Review: Hell on Wheels: The Complete Third Season DVD
There's a semi-serious point here. American history is pretty sexy, and its TV knows it. The odd movie about the Civil War or the first black guy who was allowed to play golf is all well and good for a quick bit of time-travel, but if you want to steep an audience in a time and place, and maybe even teach them something about it, the telly's the place for it. Hands up who knows far more about Prohibition through Boardwalk Empire than they ever knew before.
Hell on Wheels, now into its fourth season in the States and with its third out here on DVD, mines this fact for all it's worth. What could've been a dry exploration of how a load of track was laid is instead a well-mounted character drama using the Great Plains as its backdrop to impressive effect.
Our guy is Cullen Bohannon, played by Anson Mount, best known as the bloke out of the Britney Spears movie Cross Roads. (Which also featured Pennsatucky from Orange is the New Black, I discovered while procrastinating.) While the first two seasons dealt with his getting revenge on the Union soldiers who killed his family during the Civil War, now he's setting about making himself Chief Engineer of Union Pacific Railroad. Why? Because the dude just loves to lay him some track, that's why.

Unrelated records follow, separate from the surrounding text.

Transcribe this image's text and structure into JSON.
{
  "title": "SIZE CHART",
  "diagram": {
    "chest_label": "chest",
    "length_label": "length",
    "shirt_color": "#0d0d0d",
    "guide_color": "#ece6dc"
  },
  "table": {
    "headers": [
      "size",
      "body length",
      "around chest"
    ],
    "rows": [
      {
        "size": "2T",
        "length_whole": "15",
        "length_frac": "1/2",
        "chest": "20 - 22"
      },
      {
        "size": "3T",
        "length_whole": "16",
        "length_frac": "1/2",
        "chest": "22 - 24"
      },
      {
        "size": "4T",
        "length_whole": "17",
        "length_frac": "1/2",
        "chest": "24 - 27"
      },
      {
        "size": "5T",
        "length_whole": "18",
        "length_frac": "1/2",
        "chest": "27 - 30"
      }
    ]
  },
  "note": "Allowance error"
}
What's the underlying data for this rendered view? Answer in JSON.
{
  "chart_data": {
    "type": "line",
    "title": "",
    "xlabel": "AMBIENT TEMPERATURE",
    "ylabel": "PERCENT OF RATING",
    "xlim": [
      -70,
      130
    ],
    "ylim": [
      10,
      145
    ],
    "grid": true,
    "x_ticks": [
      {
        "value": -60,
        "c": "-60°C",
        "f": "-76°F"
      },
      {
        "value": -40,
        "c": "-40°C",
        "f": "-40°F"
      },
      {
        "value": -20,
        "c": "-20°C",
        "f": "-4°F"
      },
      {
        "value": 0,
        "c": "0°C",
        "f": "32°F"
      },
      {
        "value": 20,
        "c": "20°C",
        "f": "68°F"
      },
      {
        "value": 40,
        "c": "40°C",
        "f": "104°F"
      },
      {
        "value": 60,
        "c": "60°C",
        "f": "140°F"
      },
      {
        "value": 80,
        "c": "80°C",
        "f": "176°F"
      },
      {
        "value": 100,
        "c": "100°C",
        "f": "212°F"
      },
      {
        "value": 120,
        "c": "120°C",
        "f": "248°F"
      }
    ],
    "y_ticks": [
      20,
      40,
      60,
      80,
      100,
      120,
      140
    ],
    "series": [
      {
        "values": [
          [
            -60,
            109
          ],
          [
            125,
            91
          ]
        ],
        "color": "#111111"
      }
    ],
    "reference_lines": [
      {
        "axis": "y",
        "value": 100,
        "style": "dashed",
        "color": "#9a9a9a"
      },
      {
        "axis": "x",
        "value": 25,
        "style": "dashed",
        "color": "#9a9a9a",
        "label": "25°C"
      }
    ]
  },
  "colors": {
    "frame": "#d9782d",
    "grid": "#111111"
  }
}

Building a railroad is trickier than you'd think. Someone's always got their house in the way and refuses to move, or a prostitute's baby is kidnapped and needs rescuing. Wealthy investor Thomas Durant (Colm Meaney) isnt Cullen's biggest fan and keeps trying to bring him down. Cullen also shoots a horse because it looked at him funny.
There is a sense of chaos about it. By definition the location doesn't stand still, but Cullen is an effective enough focal point because of his singular purpose, allowing a lot to go on around him while we're anchored to his simple compulsion to get the dang thang built. So he and his head of security Elam Ferguson (Common) can head off to an Indian reservation and end up playing a violent version of lacrosse for their lives, then back to Hell on Wheels to find the main story still going on. Or we can visit the Swede, a weird loner whose family is dead, becoming obsessed with a Mormon family who take him in. (This in particular is a brilliant subplot, operating entirely outside the main storyline.)
As historical document what it really conveys is the conflict between the North and South in the years after the Civil War; you can see its parallels to this day. Journalist Louise Ellison from the New York Tribune is a constant presence, threatening Cullen's livelihood by reporting what goes on in Hell on Wheels, which tends to be a lot of drinkin', whorin' and murderin' when they're not buildin'. The idea is made plain through Cullen's responses to her questions: she's a city type from the North, and neither she nor her readers understand what it takes to get things done in the South: a little backsliding here and there, but a strong work ethic and an underlying decency. As decent as you can be having just shot a horse, anyway.